PageRank was an innovative idea in the early days of the Internet when trust was high, but yes it's absolutely gamed now and I would be surprised if Google still relies on it.
Fair play to them though, it enabled them to build a massive business.
Though I'd think that you'd want to weight unaffiliated sites' anchor text to a given URL much higher than an affiliated site.
"Affiliation" is a tricky term itself. Content farms were popular in the aughts (though they seem to have largely subsided), firms such as Claria and Gator. There are chumboxes (Outbrain, Taboola), and of course affiliate links (e.g., to Amazon or other shopping sites). SEO manipulation is its own whole universe.
(I'm sure you know far more about this than I do, I'm mostly talking at other readers, and maybe hoping to glean some more wisdom from you ;-)
Oh yeah, there's definitely room for improvement in that general direction. Indexing anchor texts is much better than page rank, but in isolation, it's not sufficient.
I've also seen some benefit fingerpinting the network traffic the websites make using a headless browser, to identify which ad networks they load. Very few spam sites have no ads, since there wouldn't be any economy in that.
The full data set of DOM samples + recorded network traffic are in an enormous sqlite file (400GB+), and I haven't yet worked out any way of distributing the data yet. Though it's in the back of my mind as something I'd like to solve.
I'd also suspect that there are networks / links which are more likely signs of low-value content than others. Off the top of my head, crypto, MLM, known scam/fraud sites, and perhaps share links to certain social networks might be negative indicators.

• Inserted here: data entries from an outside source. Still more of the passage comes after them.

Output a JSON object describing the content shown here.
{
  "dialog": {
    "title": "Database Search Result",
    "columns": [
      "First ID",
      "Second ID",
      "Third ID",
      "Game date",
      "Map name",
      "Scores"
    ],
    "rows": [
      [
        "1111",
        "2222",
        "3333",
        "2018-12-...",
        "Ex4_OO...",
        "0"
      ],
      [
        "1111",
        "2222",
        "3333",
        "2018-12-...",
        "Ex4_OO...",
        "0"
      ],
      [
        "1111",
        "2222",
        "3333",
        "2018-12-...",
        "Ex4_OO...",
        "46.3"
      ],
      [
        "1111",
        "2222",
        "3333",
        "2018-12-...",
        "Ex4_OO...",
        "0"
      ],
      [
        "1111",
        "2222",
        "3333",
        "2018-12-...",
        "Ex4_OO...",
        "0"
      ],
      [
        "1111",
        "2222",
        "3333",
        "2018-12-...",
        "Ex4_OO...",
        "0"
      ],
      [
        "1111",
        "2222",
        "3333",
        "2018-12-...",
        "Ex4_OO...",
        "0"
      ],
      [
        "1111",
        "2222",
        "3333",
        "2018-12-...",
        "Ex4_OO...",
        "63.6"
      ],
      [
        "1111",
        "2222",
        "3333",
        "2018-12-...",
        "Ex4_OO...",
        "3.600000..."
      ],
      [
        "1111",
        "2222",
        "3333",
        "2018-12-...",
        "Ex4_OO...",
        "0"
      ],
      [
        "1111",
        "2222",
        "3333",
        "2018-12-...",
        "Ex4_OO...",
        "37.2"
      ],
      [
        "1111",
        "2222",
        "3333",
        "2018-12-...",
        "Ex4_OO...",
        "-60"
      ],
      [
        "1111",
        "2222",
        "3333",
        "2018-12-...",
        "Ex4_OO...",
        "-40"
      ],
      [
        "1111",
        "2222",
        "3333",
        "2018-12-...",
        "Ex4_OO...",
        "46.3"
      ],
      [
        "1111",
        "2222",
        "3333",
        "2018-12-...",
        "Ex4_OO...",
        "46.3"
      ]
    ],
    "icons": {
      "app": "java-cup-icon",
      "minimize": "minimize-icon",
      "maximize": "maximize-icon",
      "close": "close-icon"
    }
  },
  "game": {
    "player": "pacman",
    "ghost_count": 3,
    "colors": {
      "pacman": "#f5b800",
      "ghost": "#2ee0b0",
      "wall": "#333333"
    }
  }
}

You can actually identify clusters of websites based on the cosine similarity of their outbound links. Pretty useful for identifying content farms spanning multiple websites.

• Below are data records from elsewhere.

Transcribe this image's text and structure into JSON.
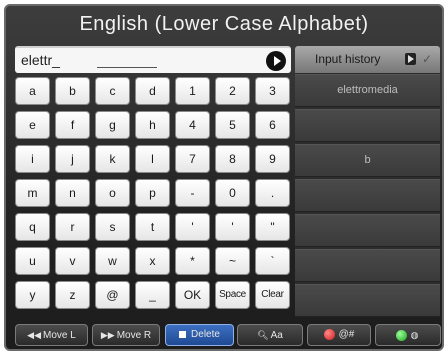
{
  "title": "English (Lower Case Alphabet)",
  "input": {
    "value": "elettr_"
  },
  "keys": [
    [
      "a",
      "b",
      "c",
      "d",
      "1",
      "2",
      "3"
    ],
    [
      "e",
      "f",
      "g",
      "h",
      "4",
      "5",
      "6"
    ],
    [
      "i",
      "j",
      "k",
      "l",
      "7",
      "8",
      "9"
    ],
    [
      "m",
      "n",
      "o",
      "p",
      "-",
      "0",
      "."
    ],
    [
      "q",
      "r",
      "s",
      "t",
      "'",
      "'",
      "\""
    ],
    [
      "u",
      "v",
      "w",
      "x",
      "*",
      "~",
      "`"
    ],
    [
      "y",
      "z",
      "@",
      "_",
      "OK",
      "Space",
      "Clear"
    ]
  ],
  "history": {
    "header_label": "Input history",
    "items": [
      "elettromedia",
      "",
      "b",
      "",
      "",
      "",
      ""
    ]
  },
  "function_bar": {
    "move_left": "Move L",
    "move_right": "Move R",
    "delete": "Delete",
    "case": "Aa",
    "symbols": "@#",
    "icons": {
      "move_left": "rewind-icon",
      "move_right": "fast-forward-icon",
      "delete": "blue-square-icon",
      "case": "magnify-icon",
      "symbols": "red-button-icon",
      "globe": "globe-icon"
    }
  },
  "colors": {
    "background": "#2a2a2a",
    "key_face": "#f2f2f2",
    "delete_blue": "#2b5db0",
    "red_button": "#d11a1a",
    "green_button": "#1aa51a"
  }
}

Google’s biggest search signal now is aggregate behavioral data reported from Chrome. That pervasive behavioral surveillance is the main reason Apple has never allowed a native Chrome app on iOS.
It’s also why it is so hard to compete with Google. You guys are talking about techniques for analyzing the corpus of the search index. Google does that and has a direct view into how millions of people interact with it.

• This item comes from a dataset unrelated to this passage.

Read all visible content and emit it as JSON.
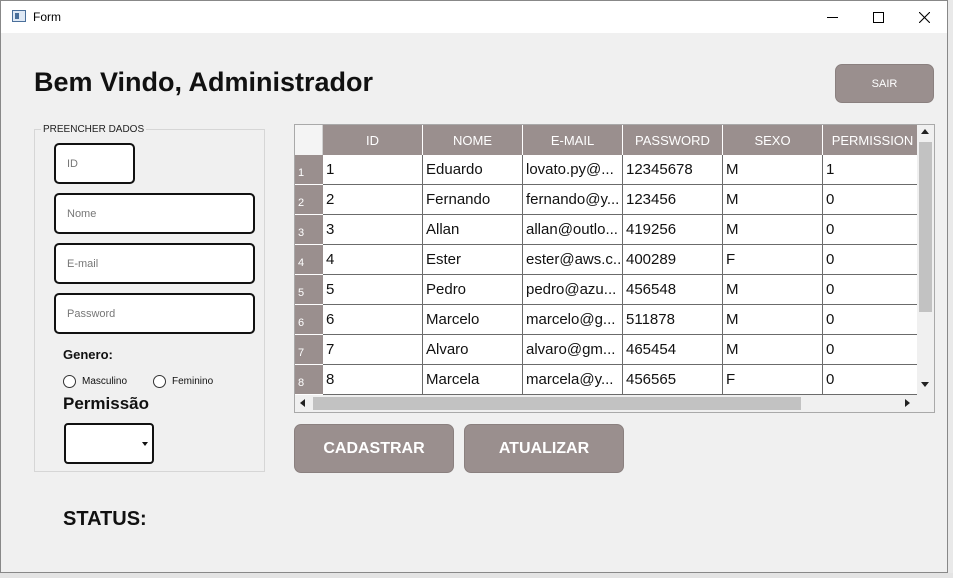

Yes indeed, they have an impossibly deep moat and deeper pockets. I'm certainly not trying to compete with them with my little side project, it's just for fun!
> That pervasive behavioral surveillance is the main reason Apple has never allowed a native Chrome app on iOS.
There is a native Chrome app on iOS. It gets all the same url visit data as Chrome on other platforms.
Apple blocks 3rd party renderers and JS engines on iOS to protect its App Store from competition that might deliver software and content through other channels that they don't take a cut of.
Fair play to them though, it enabled them to build a massive business.